The baseball sat on the mantle, still dusty from the last game we'd attended together. It was opening day, two years ago—back when we still believed in the possibility of things getting better, before the fertility treatments, before the silent dinners, before the apartment became a museum to our failures.

"We should divide the assets," Sarah had said that morning, her voice terrible in its calmness. "Like a business."

So we made lists. She took the cat because Buster had always been hers, just as I'd claimed the dog from day one. Now Buster sat yowling in his carrier by the door, while Copper—our golden retriever with the graying muzzle—pressed himself against my leg, sensing something wrong.

"The vitamins," I said, gesturing to the bathroom counter. The prenatal bottles stood there like accusation: three months' supply, barely touched. We'd stopped trying two months ago, but neither of us had the heart to throw them away. They were the most expensive thing we owned, in terms of hope per dollar.

Sarah picked up one bottle, weighing it in her palm. "You keep them. In case."

"In case what?"

She didn't answer.

The dog nudged my hand with his wet nose. I looked down at Copper, thinking how I'd have to explain this to him too—the sudden quiet, the half-empty closets, the way Sarah's scent was already fading from the pillowcases. Animals understood loss better than we did. They didn't need words.

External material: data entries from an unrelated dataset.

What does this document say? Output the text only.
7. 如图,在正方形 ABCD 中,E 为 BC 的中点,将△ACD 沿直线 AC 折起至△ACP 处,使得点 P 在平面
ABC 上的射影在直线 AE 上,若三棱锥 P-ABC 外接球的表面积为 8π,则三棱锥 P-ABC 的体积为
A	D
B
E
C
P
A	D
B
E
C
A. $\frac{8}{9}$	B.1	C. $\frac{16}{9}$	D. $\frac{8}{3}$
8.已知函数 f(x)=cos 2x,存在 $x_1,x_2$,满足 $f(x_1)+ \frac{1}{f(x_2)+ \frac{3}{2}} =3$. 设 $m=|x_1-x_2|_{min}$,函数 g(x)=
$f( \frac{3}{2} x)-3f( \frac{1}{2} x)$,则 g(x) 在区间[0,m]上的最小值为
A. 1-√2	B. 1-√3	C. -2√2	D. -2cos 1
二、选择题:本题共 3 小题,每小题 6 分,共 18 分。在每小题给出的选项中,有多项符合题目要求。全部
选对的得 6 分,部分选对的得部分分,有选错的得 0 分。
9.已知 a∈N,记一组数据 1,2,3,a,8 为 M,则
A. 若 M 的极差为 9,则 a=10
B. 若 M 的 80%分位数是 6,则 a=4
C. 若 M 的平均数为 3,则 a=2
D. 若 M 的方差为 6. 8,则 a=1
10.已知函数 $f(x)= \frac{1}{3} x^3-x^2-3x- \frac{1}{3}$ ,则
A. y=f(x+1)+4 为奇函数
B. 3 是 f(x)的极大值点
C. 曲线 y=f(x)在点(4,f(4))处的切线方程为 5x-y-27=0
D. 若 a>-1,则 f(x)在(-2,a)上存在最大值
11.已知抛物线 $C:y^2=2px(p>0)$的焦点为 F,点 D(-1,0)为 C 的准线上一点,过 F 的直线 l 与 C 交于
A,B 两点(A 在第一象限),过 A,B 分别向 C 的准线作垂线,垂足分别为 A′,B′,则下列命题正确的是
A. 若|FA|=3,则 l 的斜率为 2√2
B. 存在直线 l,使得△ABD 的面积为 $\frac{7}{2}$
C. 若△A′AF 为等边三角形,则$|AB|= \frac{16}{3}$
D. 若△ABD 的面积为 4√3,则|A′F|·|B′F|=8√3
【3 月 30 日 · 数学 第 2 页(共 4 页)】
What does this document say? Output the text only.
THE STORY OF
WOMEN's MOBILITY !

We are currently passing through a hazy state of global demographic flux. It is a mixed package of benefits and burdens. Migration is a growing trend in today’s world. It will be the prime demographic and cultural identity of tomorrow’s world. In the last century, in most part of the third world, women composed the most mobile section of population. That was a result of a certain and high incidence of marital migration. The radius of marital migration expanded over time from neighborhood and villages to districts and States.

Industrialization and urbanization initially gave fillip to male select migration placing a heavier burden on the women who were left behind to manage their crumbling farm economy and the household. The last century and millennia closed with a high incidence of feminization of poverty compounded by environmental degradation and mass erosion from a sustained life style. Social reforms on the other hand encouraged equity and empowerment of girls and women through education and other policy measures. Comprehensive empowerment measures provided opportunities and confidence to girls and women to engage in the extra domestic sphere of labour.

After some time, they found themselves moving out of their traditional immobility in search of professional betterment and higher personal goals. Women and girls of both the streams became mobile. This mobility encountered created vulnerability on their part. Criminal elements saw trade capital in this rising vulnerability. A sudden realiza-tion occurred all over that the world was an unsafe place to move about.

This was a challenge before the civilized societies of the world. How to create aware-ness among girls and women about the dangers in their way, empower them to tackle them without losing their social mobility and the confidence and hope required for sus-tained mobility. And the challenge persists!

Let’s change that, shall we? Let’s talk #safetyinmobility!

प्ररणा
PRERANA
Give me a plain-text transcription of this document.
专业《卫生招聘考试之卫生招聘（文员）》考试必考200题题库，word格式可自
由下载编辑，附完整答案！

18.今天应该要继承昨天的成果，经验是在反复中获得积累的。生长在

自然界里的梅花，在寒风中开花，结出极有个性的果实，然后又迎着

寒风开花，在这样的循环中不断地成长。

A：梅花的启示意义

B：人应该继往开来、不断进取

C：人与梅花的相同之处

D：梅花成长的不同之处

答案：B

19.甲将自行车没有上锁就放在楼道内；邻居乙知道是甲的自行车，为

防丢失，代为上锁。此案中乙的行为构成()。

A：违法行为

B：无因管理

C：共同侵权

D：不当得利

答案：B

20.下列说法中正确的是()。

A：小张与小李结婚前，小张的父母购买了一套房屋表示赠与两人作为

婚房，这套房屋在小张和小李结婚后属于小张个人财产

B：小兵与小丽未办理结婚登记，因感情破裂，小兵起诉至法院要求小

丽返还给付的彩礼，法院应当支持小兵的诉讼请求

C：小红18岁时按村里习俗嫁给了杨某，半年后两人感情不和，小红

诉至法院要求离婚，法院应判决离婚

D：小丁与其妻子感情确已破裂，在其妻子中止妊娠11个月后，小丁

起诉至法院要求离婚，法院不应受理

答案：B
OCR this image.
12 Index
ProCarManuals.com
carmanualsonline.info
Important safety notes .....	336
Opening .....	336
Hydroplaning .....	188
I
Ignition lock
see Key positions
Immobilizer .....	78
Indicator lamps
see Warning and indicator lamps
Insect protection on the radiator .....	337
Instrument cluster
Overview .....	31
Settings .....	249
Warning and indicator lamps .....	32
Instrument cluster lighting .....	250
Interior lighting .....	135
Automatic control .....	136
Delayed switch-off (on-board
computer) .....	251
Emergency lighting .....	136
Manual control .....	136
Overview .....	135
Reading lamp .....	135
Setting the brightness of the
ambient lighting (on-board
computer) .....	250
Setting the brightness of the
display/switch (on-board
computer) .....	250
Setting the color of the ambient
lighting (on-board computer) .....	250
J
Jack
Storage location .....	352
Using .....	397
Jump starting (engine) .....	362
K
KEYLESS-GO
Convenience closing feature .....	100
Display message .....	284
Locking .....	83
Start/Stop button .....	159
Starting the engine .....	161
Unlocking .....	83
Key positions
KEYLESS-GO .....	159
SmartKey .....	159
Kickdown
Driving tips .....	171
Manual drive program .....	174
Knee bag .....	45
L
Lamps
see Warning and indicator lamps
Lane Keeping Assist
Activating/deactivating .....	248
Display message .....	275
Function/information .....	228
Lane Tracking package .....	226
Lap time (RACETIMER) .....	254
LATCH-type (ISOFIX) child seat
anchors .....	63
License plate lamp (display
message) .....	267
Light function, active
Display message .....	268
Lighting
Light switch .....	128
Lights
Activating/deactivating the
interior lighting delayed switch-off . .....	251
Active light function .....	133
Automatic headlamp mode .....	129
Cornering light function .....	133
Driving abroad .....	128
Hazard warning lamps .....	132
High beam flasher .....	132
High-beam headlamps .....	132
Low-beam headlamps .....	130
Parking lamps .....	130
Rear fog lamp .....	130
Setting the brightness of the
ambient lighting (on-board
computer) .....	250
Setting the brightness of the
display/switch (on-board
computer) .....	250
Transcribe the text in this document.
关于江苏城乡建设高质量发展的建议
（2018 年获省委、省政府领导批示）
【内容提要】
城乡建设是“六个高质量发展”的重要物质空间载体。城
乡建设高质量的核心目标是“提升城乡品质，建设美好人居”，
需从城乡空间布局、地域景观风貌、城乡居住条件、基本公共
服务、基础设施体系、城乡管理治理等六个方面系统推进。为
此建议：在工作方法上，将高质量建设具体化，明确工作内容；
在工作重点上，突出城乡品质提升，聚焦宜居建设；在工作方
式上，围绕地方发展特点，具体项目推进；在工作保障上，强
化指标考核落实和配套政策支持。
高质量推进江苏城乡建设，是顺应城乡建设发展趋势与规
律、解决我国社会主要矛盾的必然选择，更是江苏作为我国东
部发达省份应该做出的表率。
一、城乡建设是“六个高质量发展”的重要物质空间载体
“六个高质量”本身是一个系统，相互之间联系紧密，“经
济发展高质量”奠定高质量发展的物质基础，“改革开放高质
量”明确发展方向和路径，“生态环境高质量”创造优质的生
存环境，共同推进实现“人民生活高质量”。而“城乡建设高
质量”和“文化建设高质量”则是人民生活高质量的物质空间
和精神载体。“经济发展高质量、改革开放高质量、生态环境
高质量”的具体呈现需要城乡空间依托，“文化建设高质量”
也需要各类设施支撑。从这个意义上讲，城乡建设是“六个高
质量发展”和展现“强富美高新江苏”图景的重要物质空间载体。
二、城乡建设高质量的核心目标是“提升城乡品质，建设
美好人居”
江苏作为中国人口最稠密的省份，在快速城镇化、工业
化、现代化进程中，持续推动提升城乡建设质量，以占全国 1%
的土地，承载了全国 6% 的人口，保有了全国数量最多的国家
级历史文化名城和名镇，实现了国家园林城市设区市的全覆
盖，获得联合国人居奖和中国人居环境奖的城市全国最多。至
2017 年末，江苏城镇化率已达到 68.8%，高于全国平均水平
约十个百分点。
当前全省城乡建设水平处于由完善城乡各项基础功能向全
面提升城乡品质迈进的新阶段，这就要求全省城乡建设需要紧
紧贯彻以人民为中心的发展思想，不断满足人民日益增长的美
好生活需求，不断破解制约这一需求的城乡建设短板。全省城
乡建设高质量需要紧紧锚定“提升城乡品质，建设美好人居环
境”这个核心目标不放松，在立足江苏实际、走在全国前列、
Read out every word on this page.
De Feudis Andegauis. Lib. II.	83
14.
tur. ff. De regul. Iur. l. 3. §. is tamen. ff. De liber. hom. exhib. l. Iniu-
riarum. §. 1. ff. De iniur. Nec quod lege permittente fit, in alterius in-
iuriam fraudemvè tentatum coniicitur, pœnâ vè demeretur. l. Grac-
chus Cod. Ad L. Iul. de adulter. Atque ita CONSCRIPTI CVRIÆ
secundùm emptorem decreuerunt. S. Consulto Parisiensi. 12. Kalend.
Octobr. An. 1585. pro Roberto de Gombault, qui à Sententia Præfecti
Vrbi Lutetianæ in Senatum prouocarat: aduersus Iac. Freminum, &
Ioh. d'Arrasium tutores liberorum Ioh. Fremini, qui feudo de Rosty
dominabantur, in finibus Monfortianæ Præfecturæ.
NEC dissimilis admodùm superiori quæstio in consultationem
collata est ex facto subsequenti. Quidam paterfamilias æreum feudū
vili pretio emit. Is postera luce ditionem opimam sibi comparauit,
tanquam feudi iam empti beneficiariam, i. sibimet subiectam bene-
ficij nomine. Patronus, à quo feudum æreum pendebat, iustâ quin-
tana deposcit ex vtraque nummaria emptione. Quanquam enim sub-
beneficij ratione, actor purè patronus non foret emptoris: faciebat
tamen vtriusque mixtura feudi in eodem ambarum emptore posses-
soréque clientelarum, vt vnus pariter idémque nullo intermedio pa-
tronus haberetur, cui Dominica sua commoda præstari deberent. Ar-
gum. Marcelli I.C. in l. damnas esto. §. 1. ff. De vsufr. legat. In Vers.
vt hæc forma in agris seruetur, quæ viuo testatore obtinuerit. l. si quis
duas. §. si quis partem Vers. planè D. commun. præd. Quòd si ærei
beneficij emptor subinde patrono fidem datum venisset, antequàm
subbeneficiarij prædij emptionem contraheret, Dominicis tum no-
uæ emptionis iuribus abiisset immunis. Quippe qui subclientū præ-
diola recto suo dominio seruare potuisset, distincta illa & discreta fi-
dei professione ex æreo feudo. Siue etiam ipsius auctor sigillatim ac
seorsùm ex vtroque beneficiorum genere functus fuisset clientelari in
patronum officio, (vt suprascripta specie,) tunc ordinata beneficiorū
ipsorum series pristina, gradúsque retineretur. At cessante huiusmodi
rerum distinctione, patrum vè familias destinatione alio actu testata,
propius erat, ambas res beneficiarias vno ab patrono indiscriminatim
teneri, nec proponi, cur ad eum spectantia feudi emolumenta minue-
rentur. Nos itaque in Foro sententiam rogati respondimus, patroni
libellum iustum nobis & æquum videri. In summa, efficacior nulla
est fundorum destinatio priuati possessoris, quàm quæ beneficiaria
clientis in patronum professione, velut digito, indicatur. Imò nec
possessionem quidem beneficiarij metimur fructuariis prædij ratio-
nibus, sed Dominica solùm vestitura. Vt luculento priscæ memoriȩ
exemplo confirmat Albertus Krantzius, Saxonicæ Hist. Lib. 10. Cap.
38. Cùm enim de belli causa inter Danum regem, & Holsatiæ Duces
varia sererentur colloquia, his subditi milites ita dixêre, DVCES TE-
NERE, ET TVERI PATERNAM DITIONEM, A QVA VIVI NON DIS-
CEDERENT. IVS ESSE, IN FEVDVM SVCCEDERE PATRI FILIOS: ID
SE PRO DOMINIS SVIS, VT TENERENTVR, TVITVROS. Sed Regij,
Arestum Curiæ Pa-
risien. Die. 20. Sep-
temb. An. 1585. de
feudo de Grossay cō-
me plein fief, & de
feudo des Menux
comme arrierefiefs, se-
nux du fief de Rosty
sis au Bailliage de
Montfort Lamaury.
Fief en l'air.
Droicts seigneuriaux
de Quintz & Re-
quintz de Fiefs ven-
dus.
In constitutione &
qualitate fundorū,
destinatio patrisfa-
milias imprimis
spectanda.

"I'll pick Buster up next weekend," she said, shouldering her bag. "Unless you want visitation."

"No." My voice cracked. "He's yours."

She paused at the door, then turned back. "The baseball—your dad gave you that glove. You should keep it."

"I don't want it."

"Then sell it. Whatever. Just—" She broke off, and for the first time that morning, her calm cracked. "Just don't leave it sitting there like some kind of memorial."

After she left, I sat on the floor with Copper, both of us listening to the sudden emptiness. The vitamins sat on the counter. The baseball on the mantle. Somewhere across town, Buster was probably crying, not understanding why his world had shifted again.

I opened the prenatal bottle and shook one pill into my palm. Then another. I swallowed them dry, standing in the kitchen that was half mine, half hers, completely ours no longer.

The dog watched me, his tail thumping once, hope against habit.